At the same time, Simon also relabelled a large number of bottles of French table wine as wine bearing the appellation of origin Côte du Rhône.

The fraud was detected at the end of 2000. In December 2000 the Belgian law enforcement authorities seized more than 10,000 infringing bottles in the premises of Simon's company. He was immediately taken into custody for several weeks while the authorities secured the necessary evidence and started investigating the case.

Colruyt organized a product recall and the destruction of all the potentially adulterated bottles supplied by Simon's company.

In its decision, the First Instance Court of Namur found Simon guilty of several criminal offences, including deception as to the origin and nature of the wines concerned, as well as ancillary labour law, trade practices law and consumer protection law offences.

The court gave Simon an 18-month suspended prison sentence and ordered him to pay a fine.
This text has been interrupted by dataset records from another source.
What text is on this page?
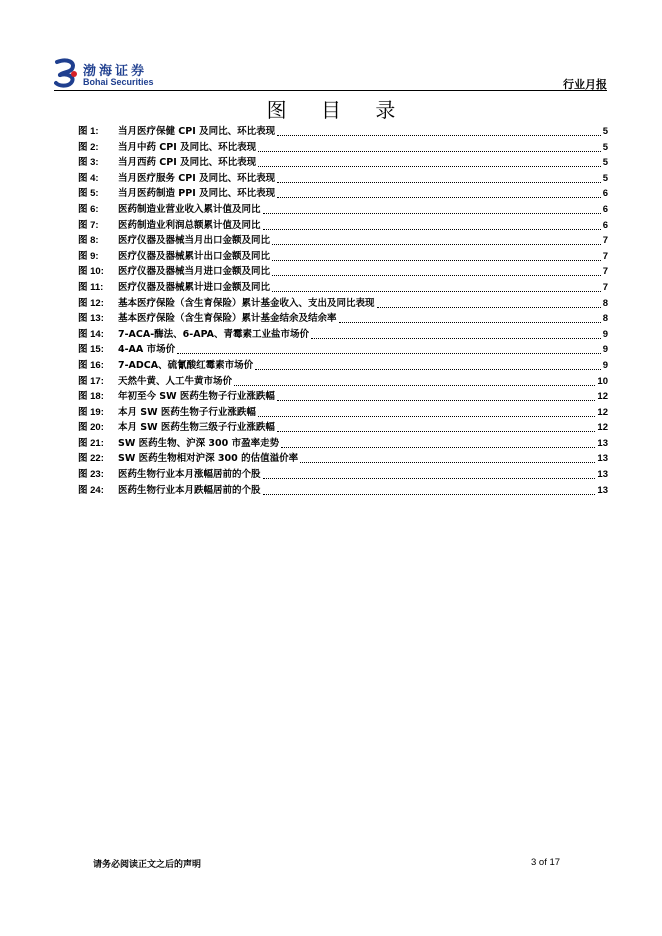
渤海证券
Bohai Securities	行业月报
图 目 录
图 1:	当月医疗保健 CPI 及同比、环比表现	5
图 2:	当月中药 CPI 及同比、环比表现	5
图 3:	当月西药 CPI 及同比、环比表现	5
图 4:	当月医疗服务 CPI 及同比、环比表现	5
图 5:	当月医药制造 PPI 及同比、环比表现	6
图 6:	医药制造业营业收入累计值及同比	6
图 7:	医药制造业利润总额累计值及同比	6
图 8:	医疗仪器及器械当月出口金额及同比	7
图 9:	医疗仪器及器械累计出口金额及同比	7
图 10:	医疗仪器及器械当月进口金额及同比	7
图 11:	医疗仪器及器械累计进口金额及同比	7
图 12:	基本医疗保险（含生育保险）累计基金收入、支出及同比表现	8
图 13:	基本医疗保险（含生育保险）累计基金结余及结余率	8
图 14:	7-ACA-酶法、6-APA、青霉素工业盐市场价	9
图 15:	4-AA 市场价	9
图 16:	7-ADCA、硫氰酸红霉素市场价	9
图 17:	天然牛黄、人工牛黄市场价	10
图 18:	年初至今 SW 医药生物子行业涨跌幅	12
图 19:	本月 SW 医药生物子行业涨跌幅	12
图 20:	本月 SW 医药生物三级子行业涨跌幅	12
图 21:	SW 医药生物、沪深 300 市盈率走势	13
图 22:	SW 医药生物相对沪深 300 的估值溢价率	13
图 23:	医药生物行业本月涨幅居前的个股	13
图 24:	医药生物行业本月跌幅居前的个股	13
请务必阅读正文之后的声明	3 of 17
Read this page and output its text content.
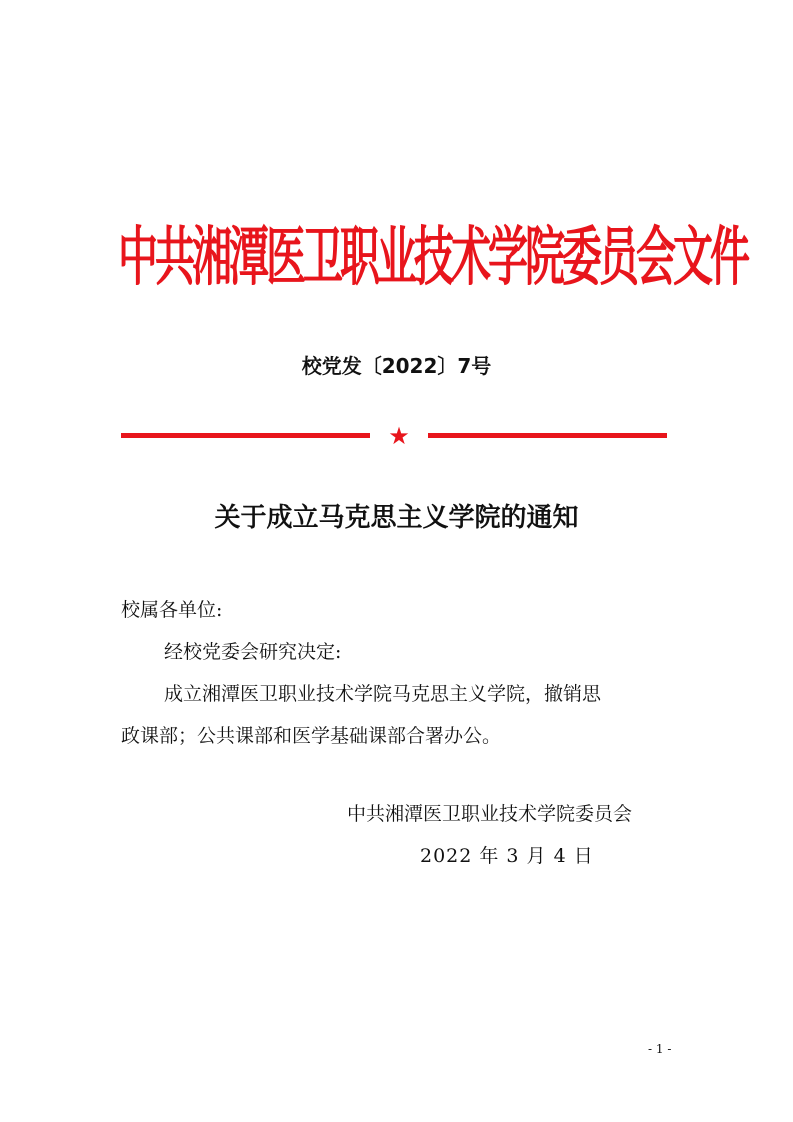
中共湘潭医卫职业技术学院委员会文件
校党发〔2022〕7号
★
关于成立马克思主义学院的通知
校属各单位:
经校党委会研究决定:
成立湘潭医卫职业技术学院马克思主义学院，撤销思
政课部；公共课部和医学基础课部合署办公。
中共湘潭医卫职业技术学院委员会
2022 年 3 月 4 日
- 1 -
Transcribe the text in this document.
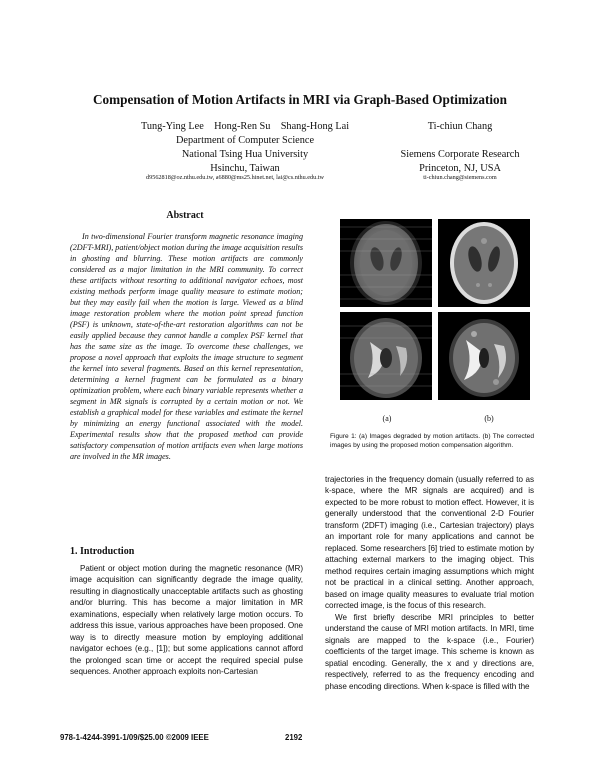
Compensation of Motion Artifacts in MRI via Graph-Based Optimization
Tung-Ying Lee    Hong-Ren Su    Shang-Hong Lai
Department of Computer Science
National Tsing Hua University
Hsinchu, Taiwan
Ti-chiun Chang
Siemens Corporate Research
Princeton, NJ, USA
d9562818@oz.nthu.edu.tw, a6880@ms25.hinet.net, lai@cs.nthu.edu.tw	ti-chiun.chang@siemens.com
Abstract

In two-dimensional Fourier transform magnetic resonance imaging (2DFT-MRI), patient/object motion during the image acquisition results in ghosting and blurring. These motion artifacts are commonly considered as a major limitation in the MRI community. To correct these artifacts without resorting to additional navigator echoes, most existing methods perform image quality measure to estimate motion; but they may easily fail when the motion is large. Viewed as a blind image restoration problem where the motion point spread function (PSF) is unknown, state-of-the-art restoration algorithms can not be easily applied because they cannot handle a complex PSF kernel that has the same size as the image. To overcome these challenges, we propose a novel approach that exploits the image structure to segment the kernel into several fragments. Based on this kernel representation, determining a kernel fragment can be formulated as a binary optimization problem, where each binary variable represents whether a segment in MR signals is corrupted by a certain motion or not. We establish a graphical model for these variables and estimate the kernel by minimizing an energy functional associated with the model. Experimental results show that the proposed method can provide satisfactory compensation of motion artifacts even when large motions are involved in the MR images.

1. Introduction

Patient or object motion during the magnetic resonance (MR) image acquisition can significantly degrade the image quality, resulting in diagnostically unacceptable artifacts such as ghosting and/or blurring. This has become a major limitation in MR examinations, especially when relatively large motion occurs. To address this issue, various approaches have been proposed. One way is to directly measure motion by employing additional navigator echoes (e.g., [1]); but some applications cannot afford the prolonged scan time or accept the required special pulse sequences. Another approach exploits non-Cartesian

(a)	(b)
Figure 1: (a) Images degraded by motion artifacts. (b) The corrected images by using the proposed motion compensation algorithm.

trajectories in the frequency domain (usually referred to as k-space, where the MR signals are acquired) and is expected to be more robust to motion effect. However, it is generally understood that the conventional 2-D Fourier transform (2DFT) imaging (i.e., Cartesian trajectory) plays an important role for many applications and cannot be replaced. Some researchers [6] tried to estimate motion by attaching external markers to the imaging object. This method requires certain imaging assumptions which might not be practical in a clinical setting. Another approach, based on image quality measures to evaluate trial motion corrected image, is the focus of this research.

We first briefly describe MRI principles to better understand the cause of MRI motion artifacts. In MRI, time signals are mapped to the k-space (i.e., Fourier) coefficients of the target image. This scheme is known as spatial encoding. Generally, the x and y directions are, respectively, referred to as the frequency encoding and phase encoding directions. When k-space is filled with the

978-1-4244-3991-1/09/$25.00 ©2009 IEEE	2192
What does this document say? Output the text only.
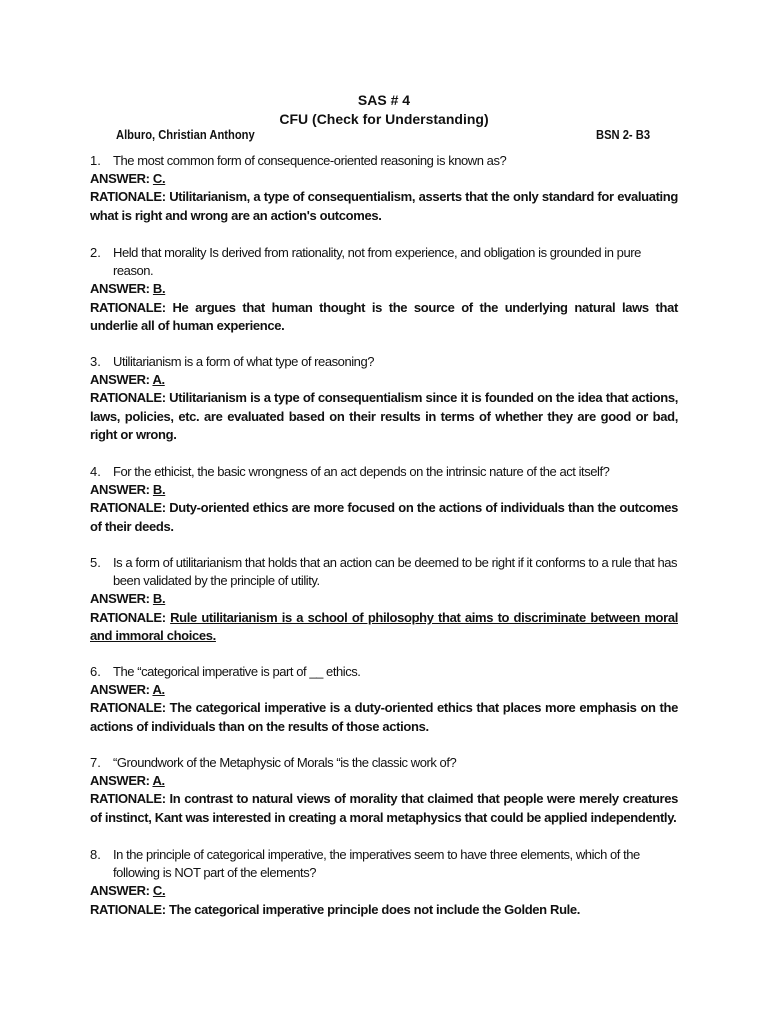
SAS # 4
CFU (Check for Understanding)
Alburo, Christian Anthony	BSN 2- B3
1. The most common form of consequence-oriented reasoning is known as?
ANSWER: C.
RATIONALE: Utilitarianism, a type of consequentialism, asserts that the only standard for evaluating what is right and wrong are an action's outcomes.
2. Held that morality Is derived from rationality, not from experience, and obligation is grounded in pure reason.
ANSWER: B.
RATIONALE: He argues that human thought is the source of the underlying natural laws that underlie all of human experience.
3. Utilitarianism is a form of what type of reasoning?
ANSWER: A.
RATIONALE: Utilitarianism is a type of consequentialism since it is founded on the idea that actions, laws, policies, etc. are evaluated based on their results in terms of whether they are good or bad, right or wrong.
4. For the ethicist, the basic wrongness of an act depends on the intrinsic nature of the act itself?
ANSWER: B.
RATIONALE: Duty-oriented ethics are more focused on the actions of individuals than the outcomes of their deeds.
5. Is a form of utilitarianism that holds that an action can be deemed to be right if it conforms to a rule that has been validated by the principle of utility.
ANSWER: B.
RATIONALE: Rule utilitarianism is a school of philosophy that aims to discriminate between moral and immoral choices.
6. The “categorical imperative is part of __ ethics.
ANSWER: A.
RATIONALE: The categorical imperative is a duty-oriented ethics that places more emphasis on the actions of individuals than on the results of those actions.
7. “Groundwork of the Metaphysic of Morals “is the classic work of?
ANSWER: A.
RATIONALE: In contrast to natural views of morality that claimed that people were merely creatures of instinct, Kant was interested in creating a moral metaphysics that could be applied independently.
8. In the principle of categorical imperative, the imperatives seem to have three elements, which of the following is NOT part of the elements?
ANSWER: C.
RATIONALE: The categorical imperative principle does not include the Golden Rule.
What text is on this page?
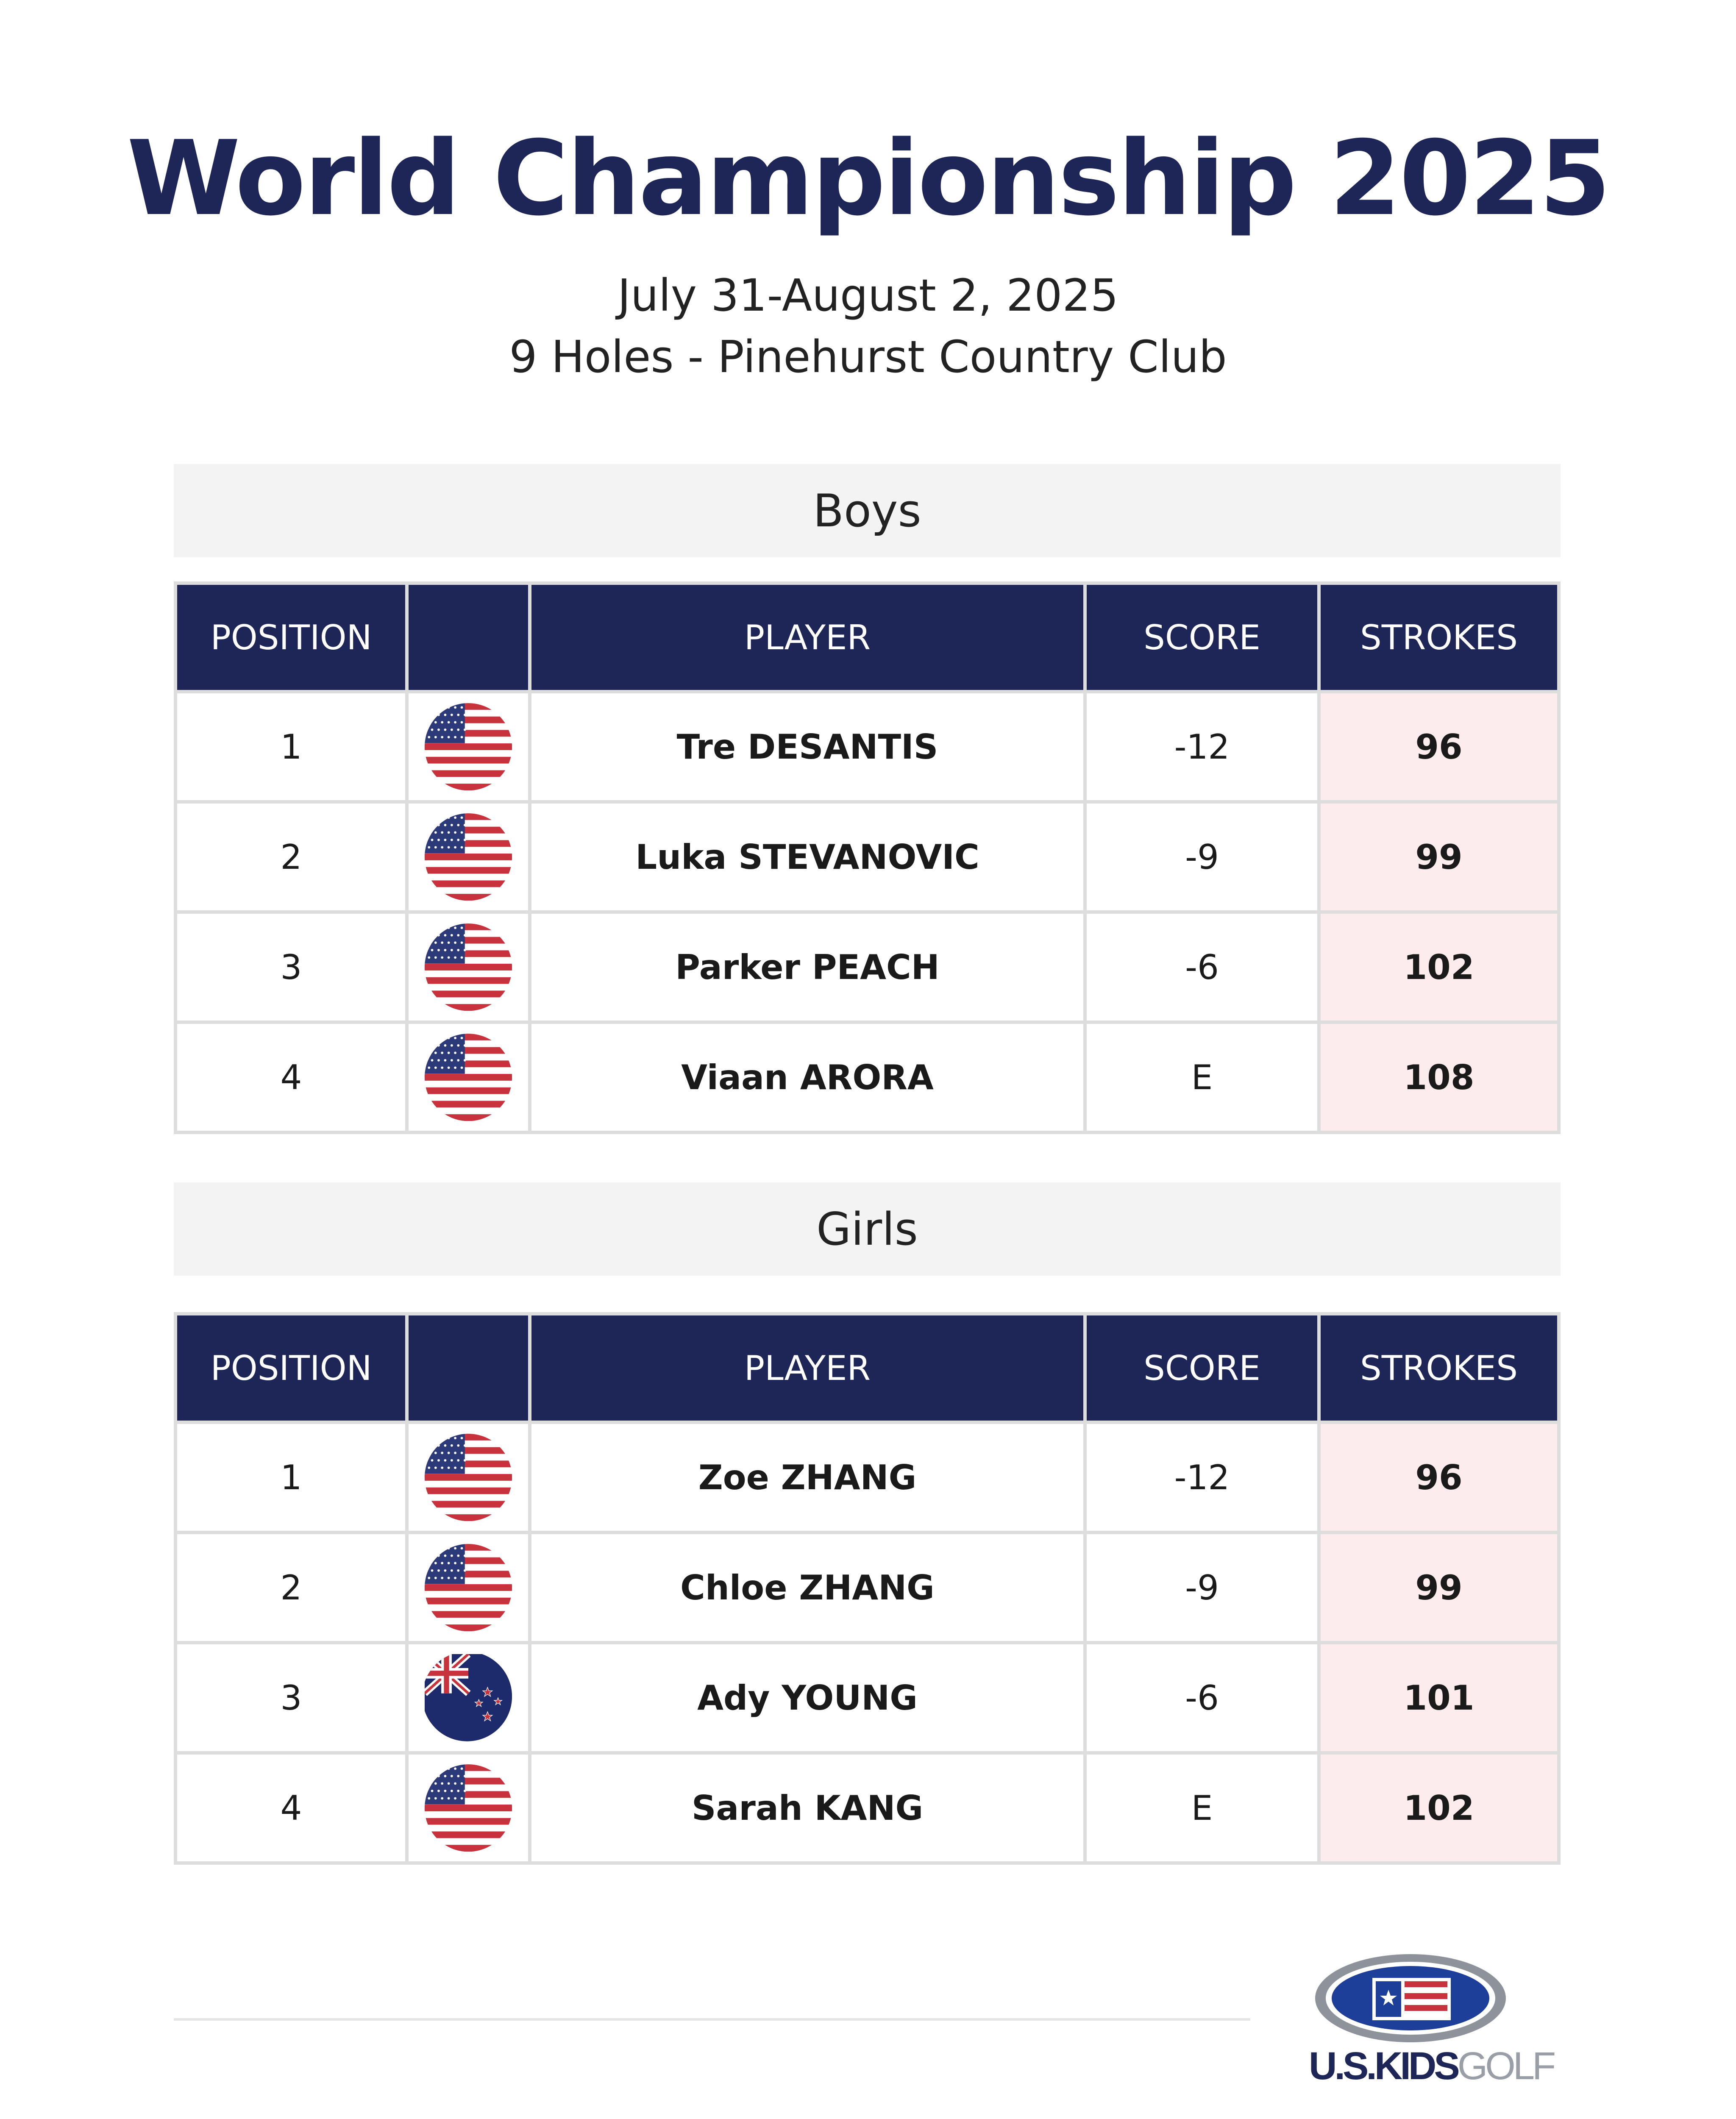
World Championship 2025
July 31-August 2, 2025
9 Holes - Pinehurst Country Club
Boys
POSITION		PLAYER	SCORE	STROKES
1		Tre DESANTIS	-12	96
2		Luka STEVANOVIC	-9	99
3		Parker PEACH	-6	102
4		Viaan ARORA	E	108
Girls
POSITION		PLAYER	SCORE	STROKES
1		Zoe ZHANG	-12	96
2		Chloe ZHANG	-9	99
3		Ady YOUNG	-6	101
4		Sarah KANG	E	102
U.S.KIDSGOLF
His two main accomplices also received suspended prison sentences and had to pay fines.

From a civil perspective, the convicted parties have been ordered to pay damages to, among others, Colruyt, the producer of the authentic champagne wine as well as the two French official bodies entrusted with the promotion and protection of the champagne and Côte du Rhône appellations of origin, namely the Comité Interprofessionnel du Vin de Champagne (CIVC) and Inter Rhône. Notably, the damages award for CIVC amounted to €300,000 as compensation for the detriment caused to the reputation and image of the champagne appellation of origin as well as interference with CIVC's investment in promoting and protecting that reputation and image.